Untukmu lelaki yang saat ini mewarnai hari-hariku, terima kasih atas kehadiranmu yang mampu melukiskan pelangi dengan keindahan warnanya. Akupun bahagia saat ini bisa menjadi satu bagian dalam perjalanan panjangmu. Menyadari bukan proses yang mudah hubungan yang saat ini sedang kita jalani, yah sebuah proses untuk saling mengenal, mengisi dan penyesuaian diri. Kepada lelaki yang saat ini berjuang bersamaku, terima kasih telah memilihku untuk mengarungi samudra kehidupan bersamamu.
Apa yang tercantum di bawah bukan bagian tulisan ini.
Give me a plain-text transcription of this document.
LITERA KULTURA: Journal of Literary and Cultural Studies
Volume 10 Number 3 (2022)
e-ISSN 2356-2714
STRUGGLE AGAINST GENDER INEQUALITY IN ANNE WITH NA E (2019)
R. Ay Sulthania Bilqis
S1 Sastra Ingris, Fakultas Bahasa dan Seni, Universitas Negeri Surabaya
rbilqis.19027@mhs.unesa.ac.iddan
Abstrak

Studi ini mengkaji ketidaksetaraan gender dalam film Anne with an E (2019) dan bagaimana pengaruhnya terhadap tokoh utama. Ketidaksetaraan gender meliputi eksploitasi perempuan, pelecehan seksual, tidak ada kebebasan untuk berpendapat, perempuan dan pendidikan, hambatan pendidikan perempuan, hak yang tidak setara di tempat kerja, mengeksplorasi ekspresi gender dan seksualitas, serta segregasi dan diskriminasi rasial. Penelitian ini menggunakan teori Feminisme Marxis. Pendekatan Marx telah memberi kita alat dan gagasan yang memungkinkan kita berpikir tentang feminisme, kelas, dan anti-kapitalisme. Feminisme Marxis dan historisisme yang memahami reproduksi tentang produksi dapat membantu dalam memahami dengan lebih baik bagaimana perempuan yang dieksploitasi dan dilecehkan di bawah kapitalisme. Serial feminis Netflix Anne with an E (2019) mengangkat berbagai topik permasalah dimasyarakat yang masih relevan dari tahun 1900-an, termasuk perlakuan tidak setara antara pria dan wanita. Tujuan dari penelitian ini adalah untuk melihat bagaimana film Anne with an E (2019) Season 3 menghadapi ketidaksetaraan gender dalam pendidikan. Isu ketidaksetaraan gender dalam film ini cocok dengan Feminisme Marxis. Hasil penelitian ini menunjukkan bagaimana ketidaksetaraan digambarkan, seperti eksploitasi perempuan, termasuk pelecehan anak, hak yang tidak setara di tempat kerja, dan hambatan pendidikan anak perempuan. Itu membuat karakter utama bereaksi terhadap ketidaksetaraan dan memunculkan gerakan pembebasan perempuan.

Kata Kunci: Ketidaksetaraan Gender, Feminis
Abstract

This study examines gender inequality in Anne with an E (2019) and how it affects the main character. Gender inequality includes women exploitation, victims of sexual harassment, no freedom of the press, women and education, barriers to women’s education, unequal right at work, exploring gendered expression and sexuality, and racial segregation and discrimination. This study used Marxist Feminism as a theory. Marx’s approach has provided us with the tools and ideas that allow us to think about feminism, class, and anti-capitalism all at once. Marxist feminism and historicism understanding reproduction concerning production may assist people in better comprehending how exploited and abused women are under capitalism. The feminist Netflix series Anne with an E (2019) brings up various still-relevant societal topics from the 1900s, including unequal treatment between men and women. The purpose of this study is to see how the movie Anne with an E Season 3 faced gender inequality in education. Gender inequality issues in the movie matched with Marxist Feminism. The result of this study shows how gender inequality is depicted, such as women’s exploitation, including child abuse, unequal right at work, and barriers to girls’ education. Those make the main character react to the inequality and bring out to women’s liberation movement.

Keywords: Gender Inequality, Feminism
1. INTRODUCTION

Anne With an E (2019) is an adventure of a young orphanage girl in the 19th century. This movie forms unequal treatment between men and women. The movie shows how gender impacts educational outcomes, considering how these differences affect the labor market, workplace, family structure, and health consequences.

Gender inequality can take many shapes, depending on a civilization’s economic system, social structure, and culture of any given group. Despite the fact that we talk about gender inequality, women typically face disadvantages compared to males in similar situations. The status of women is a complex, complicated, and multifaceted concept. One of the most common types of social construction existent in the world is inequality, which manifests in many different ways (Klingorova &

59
Sebuah perjalanan yang tidak mudah dilalui, sebab belakangan aku tau ada satu bayangan yang seolah mengintai, awalnya terlihat samar-samar hingga lambat laut menjadi semakin jelas terlihat. Gurat senyumnya mengisyaratkan bahwa ada rindu yang terpendam, sapaan matanya yang tertuju padamu seolah memberikan sinyal bahwa ada sebentuk hati yang tertinggal.

Aku sadari ruang itu tidak lain adalah hatimu, hati yang kau tawarkan padaku untuk ku isi. Namun yang terjadi setelah aku singgah disana, kulihat masih ada bayangan yang bertahta disana. Bayangan yang lama-kelamaan terlihat nyata dan seringkali mengintaiku dari kejauhan. Untukmu lelaki yang masih menggenggam masa lalu, sampai kapankah kau akan terus menggengamnya secara erat hingga tak ada sedikitpun kesempatan untukku meraihnya.

Untukmu lelaki yang masih menggenggam masa lalu, sudahkah benar-benar kau kosongkan hatimu sebelum akhirnya kau memintaku untuk mengisinya. Untukmu lelaki yang masih menggenggam masa lalu, aku tau ragamu telah berhasil melepasnya pergi tapi hatimu yang penuh masa lalu seolah masih kau jaga keutuhannya, bahkan kau kunci erat agar tidak satupun dari masa lalumu yang terbuang begitu saja.

Untukmu lelaki yang masih menggenggam masa lalu, dengan berat hati terpaksa aku harus berhenti sampai disini, bukan karena aku kalah, bukan berarti aku menyerah. Aku hanya sedang memberikanmu kesempatan untuk mengosongkan hatimu, agar kelak jika hatimu telah kosong dan mulai sepi. Aku bisa hadir sebagai seseorang yang utuh dan benar-benar kau rindukan.